How To Create Stable, Fair and Free Relationships

True connection begins with you

As originally published in Change Your Mind Change Your Life on Medium.com.

I was 13 when I was sent to boarding school. That’s where I discovered the incredible freedom that came from running — both literally and emotionally. The track became my sanctuary, my space to process the chaos I didn’t yet know how to name. Years later, I realised it wasn’t just the speed or the sweat that kept me going — it was the feeling of peace and self-trust it gave me. I didn’t know it then, but that was the beginning of learning what it means to have a relationship with myself.

Creating free, fair, and emotionally stable relationships starts there — with you. Most of us grow up absorbing the beliefs of our families, society, and early experiences. For me, that meant learning to be obedient, never quit, and that my worth was tied to what others thought of me. It also meant tolerating pain, emotionally abandoning myself, and ignoring red flags until my body screamed for help.

Eventually, I reached a breaking point. After surviving a series of abusive relationships — one so toxic it landed me in the hospital multiple times — I finally quit. That decision saved my life. Because sometimes quitting isn’t weakness. Sometimes quitting is power.
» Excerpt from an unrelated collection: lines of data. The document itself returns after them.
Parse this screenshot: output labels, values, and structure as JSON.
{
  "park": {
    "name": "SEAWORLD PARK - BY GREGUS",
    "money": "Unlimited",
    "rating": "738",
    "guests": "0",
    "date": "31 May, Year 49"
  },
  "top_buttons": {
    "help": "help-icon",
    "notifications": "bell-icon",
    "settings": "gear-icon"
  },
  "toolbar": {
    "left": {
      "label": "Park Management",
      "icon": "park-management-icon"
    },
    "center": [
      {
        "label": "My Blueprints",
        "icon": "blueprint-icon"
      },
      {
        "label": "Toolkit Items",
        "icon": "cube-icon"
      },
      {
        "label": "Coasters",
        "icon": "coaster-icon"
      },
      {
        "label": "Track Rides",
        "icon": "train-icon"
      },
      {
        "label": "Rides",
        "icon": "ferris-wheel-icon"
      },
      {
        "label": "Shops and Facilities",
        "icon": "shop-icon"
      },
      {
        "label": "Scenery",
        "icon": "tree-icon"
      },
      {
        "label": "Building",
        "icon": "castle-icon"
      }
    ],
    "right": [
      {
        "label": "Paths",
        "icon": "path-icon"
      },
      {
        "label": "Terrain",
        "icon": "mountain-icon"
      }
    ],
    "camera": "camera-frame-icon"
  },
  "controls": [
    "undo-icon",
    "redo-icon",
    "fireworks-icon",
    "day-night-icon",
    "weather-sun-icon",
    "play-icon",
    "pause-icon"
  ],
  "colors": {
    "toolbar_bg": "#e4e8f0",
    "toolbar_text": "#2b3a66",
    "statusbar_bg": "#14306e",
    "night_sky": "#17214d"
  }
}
There’s no point in explaining your absence to someone who didn’t value your presence. That’s a lesson I learned the hard way. It taught me to stop justifying my worth to people who couldn’t see it. And to shift my energy inward, toward healing, rather than outward, toward pleasing.

When I began my journey back to coaching, I dove into the world of personal development with an open heart and relentless determination. I got certified as an Integrative Nutrition Health Coach, RTT Practitioner, and Hypnotherapist. And I finally understood the key to lasting relationships: you attract what you believe you deserve.

Other people’s behaviour is not a reflection of who you are. It’s your perception of their behaviour that is.

That single realisation unlocked a deep shift in my inner world. The way we interpret someone’s actions often reveals more about our own wounds than theirs. Are they distant — or are you afraid of intimacy? Are they unreliable — or do you still believe you’re not worth showing up for?

In learning to love and understand myself, I developed a few key practices that helped me build healthier relationships:

  1. Listen to your body. It always knows. Discomfort is information. Fatigue is wisdom. Your nervous system remembers things your mind wants to forget.

  2. Say what you mean. The Law of Attraction hears your real meaning. If you pretend to be okay when you’re not, you’ll continue to attract situations that reflect that disconnect.

  3. Set boundaries, and respect them. Not out of fear, but out of self-respect. Boundaries are the container that allow love to grow safely.

  4. Stop chasing closure from people who don’t matter. Their disrespect and disregard for you was your closure.

  5. Redefine family and love. Some of my deepest connections today are with people I met later in life. Don’t let biology or tradition define who deserves access to your heart.

Healing is not linear, and growth is often uncomfortable. But if you’re willing to look honestly at your patterns — and have the courage to change the story — you can build relationships that are deeply fair, fiercely loyal, and beautifully free.

You are not broken. You are becoming.

So wherever you are in your journey, always remember that YOU ARE ENOUGH. Not when you fix yourself. Not when they love you. Now. As you are.

And the love you seek? It starts with the relationship you build with yourself.